RESOLVED: Shareholders request the Board of Directors to publish a report, by September 2012, excluding proprietary information, disclosing the actions that the Company is taking to address
(1) Increasing public concern about the high costs to households from the inefficient consumption of electricity by the set-top boxes; and
(2) Evolving regulatory policies, such as the EPA's new Energy Star requirements for cable and satellite TV converter boxes.

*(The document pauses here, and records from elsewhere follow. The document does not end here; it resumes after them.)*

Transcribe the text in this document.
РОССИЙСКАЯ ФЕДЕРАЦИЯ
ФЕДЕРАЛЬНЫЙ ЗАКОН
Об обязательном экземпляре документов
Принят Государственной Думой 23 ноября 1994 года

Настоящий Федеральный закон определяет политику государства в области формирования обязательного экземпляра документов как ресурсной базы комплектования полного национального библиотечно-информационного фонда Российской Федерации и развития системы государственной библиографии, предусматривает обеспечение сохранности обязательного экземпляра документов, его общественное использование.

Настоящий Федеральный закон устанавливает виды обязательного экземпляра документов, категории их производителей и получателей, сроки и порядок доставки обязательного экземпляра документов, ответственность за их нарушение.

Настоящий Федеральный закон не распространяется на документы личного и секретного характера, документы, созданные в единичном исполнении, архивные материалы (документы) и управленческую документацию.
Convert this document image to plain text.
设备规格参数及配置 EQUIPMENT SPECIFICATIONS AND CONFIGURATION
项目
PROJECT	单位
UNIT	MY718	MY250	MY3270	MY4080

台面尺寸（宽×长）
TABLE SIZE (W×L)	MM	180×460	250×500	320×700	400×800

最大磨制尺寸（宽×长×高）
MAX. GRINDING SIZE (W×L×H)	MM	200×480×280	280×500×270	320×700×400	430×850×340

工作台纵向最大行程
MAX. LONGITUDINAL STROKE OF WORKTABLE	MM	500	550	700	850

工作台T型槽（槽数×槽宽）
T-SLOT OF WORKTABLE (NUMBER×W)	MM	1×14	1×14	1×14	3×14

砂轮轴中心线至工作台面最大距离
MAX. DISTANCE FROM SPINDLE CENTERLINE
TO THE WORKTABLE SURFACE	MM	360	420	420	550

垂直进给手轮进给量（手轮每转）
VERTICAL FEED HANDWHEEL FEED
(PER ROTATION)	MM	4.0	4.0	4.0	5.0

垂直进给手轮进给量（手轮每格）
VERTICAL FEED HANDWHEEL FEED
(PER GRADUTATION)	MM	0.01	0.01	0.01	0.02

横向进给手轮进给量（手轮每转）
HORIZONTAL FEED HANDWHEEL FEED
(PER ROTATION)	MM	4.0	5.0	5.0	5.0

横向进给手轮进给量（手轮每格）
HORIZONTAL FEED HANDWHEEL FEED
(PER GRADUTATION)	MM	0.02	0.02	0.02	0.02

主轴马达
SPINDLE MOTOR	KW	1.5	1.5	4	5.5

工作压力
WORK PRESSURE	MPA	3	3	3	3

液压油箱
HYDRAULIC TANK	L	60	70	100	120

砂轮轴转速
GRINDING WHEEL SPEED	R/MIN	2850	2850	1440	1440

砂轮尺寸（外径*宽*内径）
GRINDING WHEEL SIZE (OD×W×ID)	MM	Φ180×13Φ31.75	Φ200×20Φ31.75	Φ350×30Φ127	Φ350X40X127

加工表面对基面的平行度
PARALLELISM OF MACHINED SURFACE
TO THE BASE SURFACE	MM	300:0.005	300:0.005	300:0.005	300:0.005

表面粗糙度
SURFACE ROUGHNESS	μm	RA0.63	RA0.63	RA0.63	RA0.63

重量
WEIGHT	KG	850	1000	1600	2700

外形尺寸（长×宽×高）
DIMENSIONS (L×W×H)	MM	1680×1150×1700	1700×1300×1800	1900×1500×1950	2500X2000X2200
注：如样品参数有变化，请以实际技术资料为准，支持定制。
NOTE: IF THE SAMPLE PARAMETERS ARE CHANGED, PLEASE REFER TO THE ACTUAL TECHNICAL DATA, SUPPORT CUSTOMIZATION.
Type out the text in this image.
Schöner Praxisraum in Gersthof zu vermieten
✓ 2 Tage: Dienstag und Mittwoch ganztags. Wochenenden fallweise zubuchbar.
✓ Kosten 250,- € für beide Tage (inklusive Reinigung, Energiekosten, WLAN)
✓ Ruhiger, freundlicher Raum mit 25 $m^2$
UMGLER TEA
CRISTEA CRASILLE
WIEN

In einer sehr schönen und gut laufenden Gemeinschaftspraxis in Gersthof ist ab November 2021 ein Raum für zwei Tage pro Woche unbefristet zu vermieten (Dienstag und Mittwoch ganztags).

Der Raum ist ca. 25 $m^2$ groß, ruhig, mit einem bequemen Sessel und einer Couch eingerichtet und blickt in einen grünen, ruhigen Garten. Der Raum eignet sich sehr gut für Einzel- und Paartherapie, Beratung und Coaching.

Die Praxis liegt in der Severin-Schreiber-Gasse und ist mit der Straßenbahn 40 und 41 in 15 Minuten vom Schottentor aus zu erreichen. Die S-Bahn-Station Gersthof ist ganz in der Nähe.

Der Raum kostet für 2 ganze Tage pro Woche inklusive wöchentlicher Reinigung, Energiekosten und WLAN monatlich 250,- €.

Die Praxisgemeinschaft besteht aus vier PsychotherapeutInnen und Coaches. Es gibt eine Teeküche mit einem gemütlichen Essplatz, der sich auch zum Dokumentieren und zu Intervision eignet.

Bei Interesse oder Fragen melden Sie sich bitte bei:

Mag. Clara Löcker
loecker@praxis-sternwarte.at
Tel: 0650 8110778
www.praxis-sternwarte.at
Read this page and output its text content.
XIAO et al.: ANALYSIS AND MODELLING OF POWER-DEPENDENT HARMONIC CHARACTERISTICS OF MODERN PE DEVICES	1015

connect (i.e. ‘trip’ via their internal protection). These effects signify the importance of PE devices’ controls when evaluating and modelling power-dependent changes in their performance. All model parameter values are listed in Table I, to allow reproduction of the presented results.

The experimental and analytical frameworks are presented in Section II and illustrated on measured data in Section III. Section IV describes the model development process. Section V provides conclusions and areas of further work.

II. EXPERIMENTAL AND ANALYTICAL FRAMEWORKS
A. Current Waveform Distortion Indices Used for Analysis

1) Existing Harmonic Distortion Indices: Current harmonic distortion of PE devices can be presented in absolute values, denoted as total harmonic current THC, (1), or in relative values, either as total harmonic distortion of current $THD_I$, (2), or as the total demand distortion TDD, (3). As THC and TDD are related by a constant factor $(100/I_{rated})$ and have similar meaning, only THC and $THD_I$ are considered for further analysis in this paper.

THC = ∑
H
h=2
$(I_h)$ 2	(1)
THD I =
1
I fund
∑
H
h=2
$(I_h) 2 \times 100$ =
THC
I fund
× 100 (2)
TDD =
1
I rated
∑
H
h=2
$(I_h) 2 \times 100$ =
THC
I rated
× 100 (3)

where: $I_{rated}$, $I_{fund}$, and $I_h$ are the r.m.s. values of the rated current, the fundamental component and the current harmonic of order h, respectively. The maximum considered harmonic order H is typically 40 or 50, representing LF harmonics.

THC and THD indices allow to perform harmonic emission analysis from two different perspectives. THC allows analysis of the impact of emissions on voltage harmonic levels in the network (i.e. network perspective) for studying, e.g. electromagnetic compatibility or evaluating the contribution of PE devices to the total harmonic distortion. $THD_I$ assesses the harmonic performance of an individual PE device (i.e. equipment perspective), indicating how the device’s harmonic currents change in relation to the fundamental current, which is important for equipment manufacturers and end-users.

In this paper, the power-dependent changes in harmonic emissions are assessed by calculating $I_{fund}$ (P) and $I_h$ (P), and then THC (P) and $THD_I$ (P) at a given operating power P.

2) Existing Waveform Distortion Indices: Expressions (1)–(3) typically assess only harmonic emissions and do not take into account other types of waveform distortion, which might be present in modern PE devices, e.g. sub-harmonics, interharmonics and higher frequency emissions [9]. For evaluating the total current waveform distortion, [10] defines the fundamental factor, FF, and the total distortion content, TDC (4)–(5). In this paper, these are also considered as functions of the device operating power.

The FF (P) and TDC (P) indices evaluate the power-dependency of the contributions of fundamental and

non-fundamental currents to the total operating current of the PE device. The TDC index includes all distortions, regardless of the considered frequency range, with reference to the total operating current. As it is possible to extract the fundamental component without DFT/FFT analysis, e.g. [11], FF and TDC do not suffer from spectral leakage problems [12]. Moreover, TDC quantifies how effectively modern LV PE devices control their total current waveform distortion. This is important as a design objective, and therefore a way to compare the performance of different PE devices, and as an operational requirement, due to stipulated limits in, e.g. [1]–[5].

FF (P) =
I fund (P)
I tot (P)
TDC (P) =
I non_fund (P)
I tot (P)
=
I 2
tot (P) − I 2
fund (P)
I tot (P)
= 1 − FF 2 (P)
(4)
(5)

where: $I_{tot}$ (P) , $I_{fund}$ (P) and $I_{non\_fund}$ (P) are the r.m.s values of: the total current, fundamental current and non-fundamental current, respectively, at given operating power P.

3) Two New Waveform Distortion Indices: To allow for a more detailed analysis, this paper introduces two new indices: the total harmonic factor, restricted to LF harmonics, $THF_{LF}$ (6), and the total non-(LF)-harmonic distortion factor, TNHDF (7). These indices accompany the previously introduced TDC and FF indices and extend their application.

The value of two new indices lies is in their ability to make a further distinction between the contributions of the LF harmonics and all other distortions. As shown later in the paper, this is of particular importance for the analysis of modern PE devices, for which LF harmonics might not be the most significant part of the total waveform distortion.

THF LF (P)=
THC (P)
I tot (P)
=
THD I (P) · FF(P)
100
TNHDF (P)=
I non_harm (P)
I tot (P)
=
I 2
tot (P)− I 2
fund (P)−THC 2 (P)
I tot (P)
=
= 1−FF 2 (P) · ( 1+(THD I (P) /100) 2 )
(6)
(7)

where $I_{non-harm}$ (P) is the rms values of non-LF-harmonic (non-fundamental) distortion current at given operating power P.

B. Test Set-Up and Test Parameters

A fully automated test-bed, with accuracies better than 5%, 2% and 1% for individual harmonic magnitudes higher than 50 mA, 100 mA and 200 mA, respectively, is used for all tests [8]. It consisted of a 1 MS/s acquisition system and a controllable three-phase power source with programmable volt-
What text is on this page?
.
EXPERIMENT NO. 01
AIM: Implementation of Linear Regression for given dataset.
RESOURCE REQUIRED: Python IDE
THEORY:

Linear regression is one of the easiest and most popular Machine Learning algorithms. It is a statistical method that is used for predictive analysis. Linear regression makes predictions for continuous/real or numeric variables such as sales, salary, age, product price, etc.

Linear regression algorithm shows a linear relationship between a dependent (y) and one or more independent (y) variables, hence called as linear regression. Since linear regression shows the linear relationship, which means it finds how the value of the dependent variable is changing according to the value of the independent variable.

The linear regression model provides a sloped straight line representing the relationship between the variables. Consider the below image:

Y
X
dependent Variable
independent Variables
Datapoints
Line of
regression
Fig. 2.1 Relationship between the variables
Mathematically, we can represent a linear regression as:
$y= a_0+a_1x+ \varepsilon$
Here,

The report should also include, as appropriate: (1) the Company’s efforts to accelerate the development and deployment of new energy efficient set-top boxes; and (2) the financial and reputational risks to the Company posed by continuing the installation of conventional set-top
A January 2011 survey, commissioned by the Consumer Federation of America, of public attitudes toward energy consumption of household appliances and support for government standards that set minimum levels of energy efficiency for household appliances, found that nearly all Americans think improved appliance efficiency is important for personal financial reasons-lowering their electric bills; and important for environmental reasons, because reducing the nation’s consumption of electricity helps to reduce air pollution and greenhouse gas emissions.
Given increasing public concern and evolving regulatory requirements, we believe that the long-term interests of the Company and its shareholders would be served by its proactive pursuit and implementation of measures to address the high costs to households and the environmental impacts caused by the inefficient consumption of energy by set-top boxes.